I was trying my best to concentrate, but the pigeons surrounding the bench were continuously cooing, flapping their heavy wings so loudly it looked like they were swatting flies. Their thick grey feathers too tatty to blow in the wind sat chunkily on their rotund bodies, their undersides slumping down to the ground like beer guts.
Poor things I thought; what must life be like to be a pigeon? What could possibly make them happy? My thoughts veered back to my feet at this point, which were nervously tapping the ground like they were trying to drill a hole in it. I took a deep breath, followed by a long inhale on my cigarette, and tried to drift away. Is that what they say? Drift away? Sounds rather morbid to me.
It was early on a Sunday, and with no sign of life but the pigeons, I was still driving myself to madness. Every sound made me twitch, every shaped cloud seemed to taunt me, and every coo made me want to rip my hair out.
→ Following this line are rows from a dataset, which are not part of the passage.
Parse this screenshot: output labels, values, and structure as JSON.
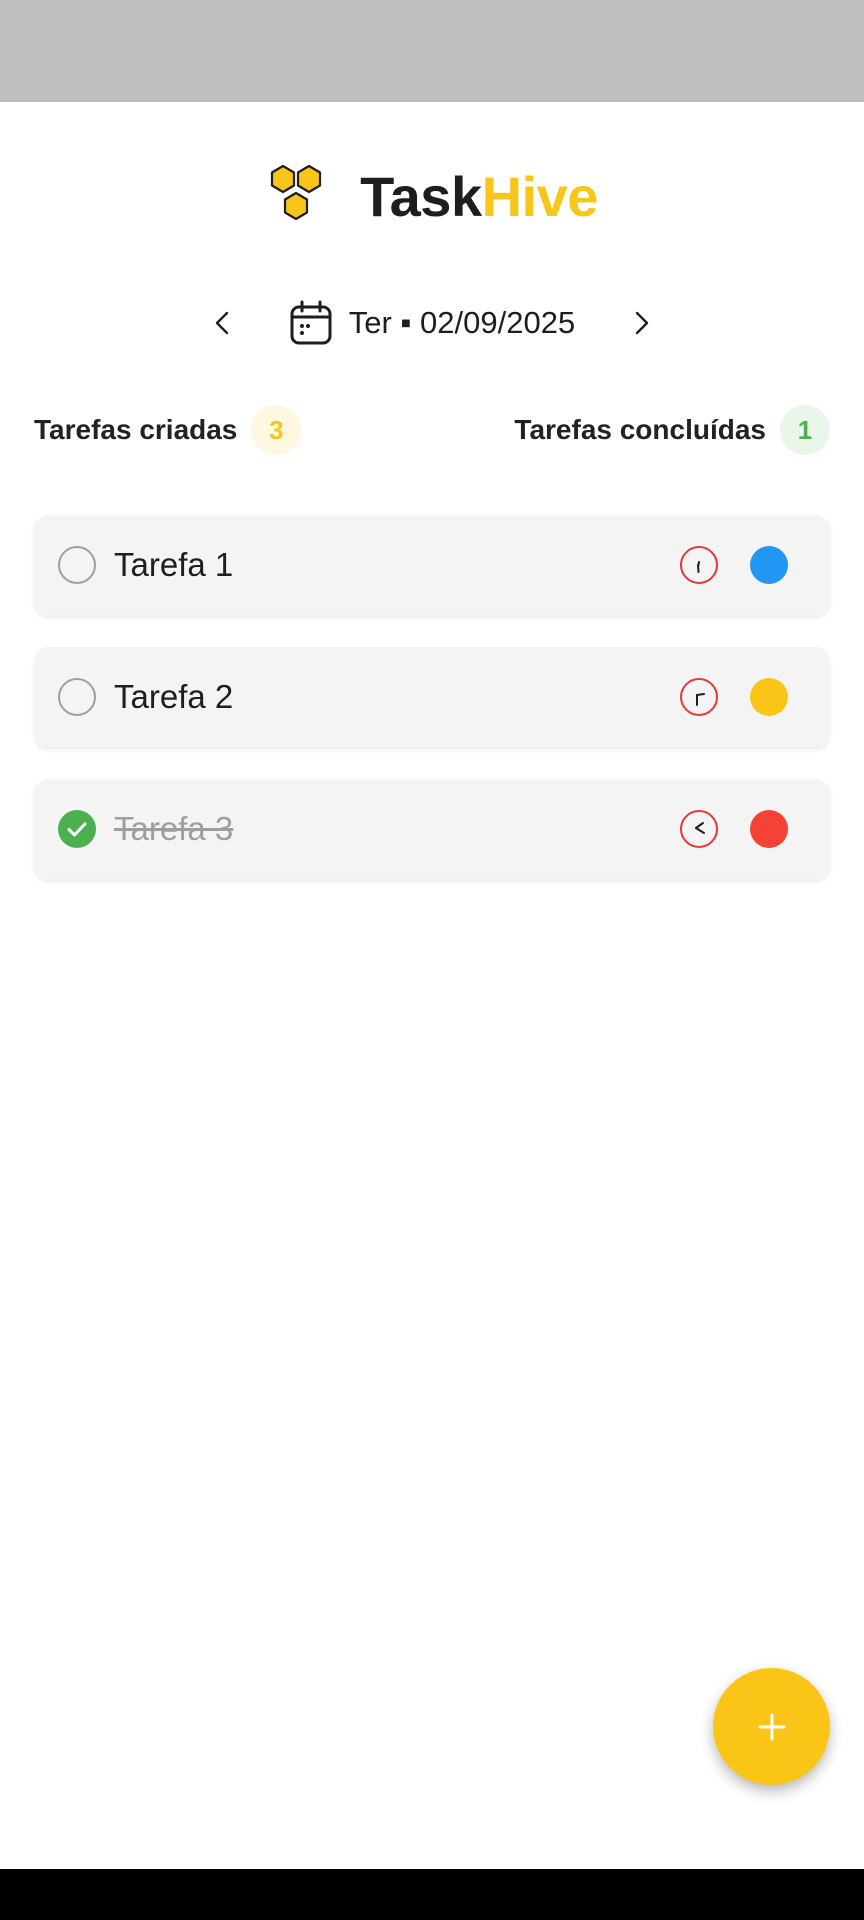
{
  "app": {
    "name_part1": "Task",
    "name_part2": "Hive",
    "brand_color": "#f8c519"
  },
  "date_nav": {
    "date_label": "Ter ▪ 02/09/2025",
    "prev_icon": "chevron-left-icon",
    "next_icon": "chevron-right-icon",
    "calendar_icon": "calendar-icon"
  },
  "counters": {
    "created_label": "Tarefas criadas",
    "created_count": "3",
    "completed_label": "Tarefas concluídas",
    "completed_count": "1"
  },
  "tasks": [
    {
      "title": "Tarefa 1",
      "done": false,
      "priority_color": "#2196f3",
      "clock_icon": "clock-icon"
    },
    {
      "title": "Tarefa 2",
      "done": false,
      "priority_color": "#fbc518",
      "clock_icon": "clock-icon"
    },
    {
      "title": "Tarefa 3",
      "done": true,
      "priority_color": "#f44336",
      "clock_icon": "clock-icon"
    }
  ],
  "fab": {
    "icon": "plus-icon"
  },
  "colors": {
    "done_green": "#4caf50",
    "clock_red": "#e53935"
  }
}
“Meditation” Dr Hollinski had said, “is key”. I remember him leaning over at this point to reach for his stethoscope, and my heart felt like it was about to burst. “What about medication?” I asked, but he simply shook his head. “It’s all in the mind”, and just like that, he raised two fingers and tapped them against his temples with a patronizing grin.
I left the surgery with two very different fingers raised against Dr Hollinski, but with resentment in every step towards the park, I took his advice, and here I was, sitting on a bench, away from all that could possibly raise my blood pressure. And I was thinking about pigeons.